It’s no surprise that the FBI takedown of the online drug market Silk Road was one of the most captivating stories of 2013.
The federal government’s complaint against the alleged Silk Road mastermind Ross Ulbricht had all the necessary ingredients for the making of a thrilling techno-drama. It accused Ulbricht, a talented Silicon Valley engineer, of using tools like bitcoin and the Tor network to help create an online marketplace called Silk Road, where users could buy and sell (mostly drug-related) contraband, safe from the prying eyes of law enforcement.
Silk Road started out as essentially an exercise in civil disobedience, where libertarians could flout laws against crimes like drug trafficking. But the project, the government alleges, eventually took a darker turn when Ulbricht resorted to hiring a hitman to kill a Silk Road user who was threatening to reveal the identities of its customers.
This allegation, which is part of the original complaint released last October, garnered widespread media attention, but was quietly left out of the charges filed against Ulbricht in New York State, for which he will stand trial in January. Ulbricht’s defense team argues that the government never planned to go ahead with these charges, as it never had enough proof to convict, and it only raised them at first to discredit Ulbricht and head off any public support that he might have garnered.
Meanwhile, controversy has surfaced over how, exactly, the FBI located the Silk Road servers. Again, the defense, along with many security experts, allege that law enforcement hacked its way in, and violated the Fourth Amendment in doing so.
But it’s not just fringe outfits like Silk Road anymore that are claiming that law enforcement has crossed a line in its efforts to shut down drug dealers. In July, the Feds indicted FedEx on charges that it “conspired” with crooked pharmacies that illegally sold prescription drugs online. The federal government argues that FedEx continued to do business with these pharmacies even after they should have suspected that their customers were shipping illegal drugs. But FedEx has rejected the notion that it should be responsible for monitoring its customers and what they ship. As FedEx Senior Vice President Patrick Fitzgerald said in a statement:
FedEx is innocent of these and all of the charges filed in this matter. We will plead not guilty. We will continue to defend against this attack on the integrity of FedEx. We continue to ask for a list of all internet pharmacies engaging in illegal activity so we can turn off shipping for those companies immediately. We have asked for a list, and they have sent us indictments.
In other words, FedEx is saying that while it would gladly refuse the business of drug dealers, it just doesn’t have the wherewithal, or the responsibility, to figure out who they are. The government disagrees. In 2013, it forced FedEx competitor UPS to forfeit $40 million in revenues from suspected drug dealers and cooperate with government investigations after signing a non-prosecution agreement.
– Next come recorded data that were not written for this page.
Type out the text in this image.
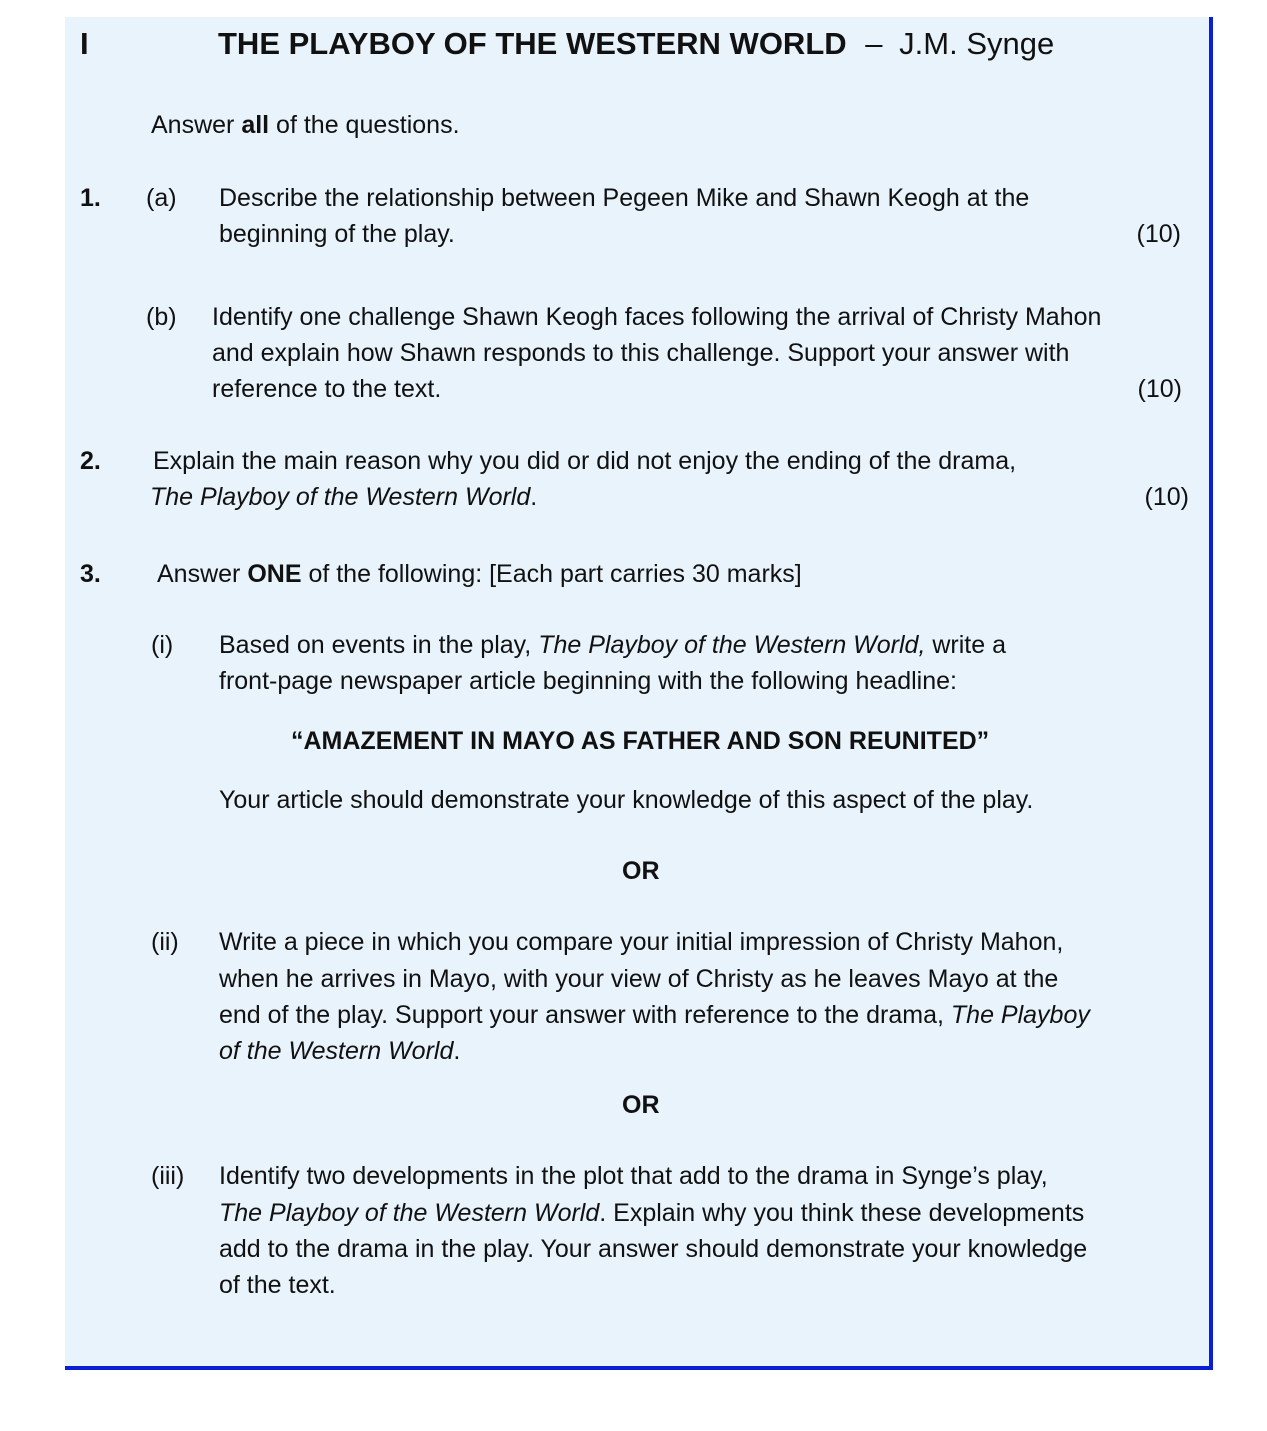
I	THE PLAYBOY OF THE WESTERN WORLD – J.M. Synge
Answer all of the questions.
1. (a) Describe the relationship between Pegeen Mike and Shawn Keogh at the
beginning of the play.	(10)
(b) Identify one challenge Shawn Keogh faces following the arrival of Christy Mahon
and explain how Shawn responds to this challenge. Support your answer with
reference to the text.	(10)
2. Explain the main reason why you did or did not enjoy the ending of the drama,
The Playboy of the Western World.	(10)
3. Answer ONE of the following: [Each part carries 30 marks]
(i) Based on events in the play, The Playboy of the Western World, write a
front-page newspaper article beginning with the following headline:
“AMAZEMENT IN MAYO AS FATHER AND SON REUNITED”
Your article should demonstrate your knowledge of this aspect of the play.
OR
(ii) Write a piece in which you compare your initial impression of Christy Mahon,
when he arrives in Mayo, with your view of Christy as he leaves Mayo at the
end of the play. Support your answer with reference to the drama, The Playboy
of the Western World.
OR
(iii) Identify two developments in the plot that add to the drama in Synge’s play,
The Playboy of the Western World. Explain why you think these developments
add to the drama in the play. Your answer should demonstrate your knowledge
of the text.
Larry Cote, an attorney and ex-associate chief counsel at the U.S. Drug Enforcement Administration who now advises companies on drug enforcement issues, said the following to Businessweek, “Targeting a company that’s two, three steps removed from the actual doctor-patient, pharmacy-patient relationship is unprecedented.”
Of course, the government has been leaning on other private enterprises, like banks, to help it do police work for decades. But the Feds have only increased their efforts to enlist financial institutions to fight the international drug trade. Last year, it forced HSBC to pay a $1.9 billion fine after the government accused it of turning a blind eye to the money laundering activities of international drug traffickers, and it has in recent years demanded that banks of all sizes ramp up their scrutiny of customer accounts to root out drug dealers and tax evaders.
Complying with regulations like the Bank Secrecy Act, which help the government fight drug and other crimes, costs billions for companies and raises prices for consumers. The private sector has long been hesitant to complain about regulations aimed at fighting the drug trade, but the fact that FedEx is fighting this latest criminal indictment might signals a sea change.
After all, these events are unfolding against a backdrop of declining public support for the war on drugs. A Pew Research Center report released in April showed that a significant majority of Americans support moving away from mandatory minimum sentences for drug crimes, legalizing marijuana, and focusing on treatment rather than punishment of drug users.
Let’s be clear: the government actions against FedEx and Silk Road are only tangentially related. FedEx is a huge, international shipping company, and the vast majority of its revenues come from legitimate businesses, whereas Silk Road was an underground website that was allegedly little more than a “platform for facilitating the selling of illicit goods and services,” according to the government’s complaint against Ulbricht.
But if you take the claims of the defendants at face value, both Ross Ulbricht and FedEx are victims of law enforcement overreach in its prosecution of a drug war that has been an abject failure in curbing drug addiction, reducing the power of drug cartels, and reducing the availability or price of illegal drugs. And the prosecution of this war has had come at a huge cost to civil liberties, government budgets, and corporate compliance. It looks as if the American people, and its businesses, are beginning to question whether the dubious benefits of the drug war are worth the price.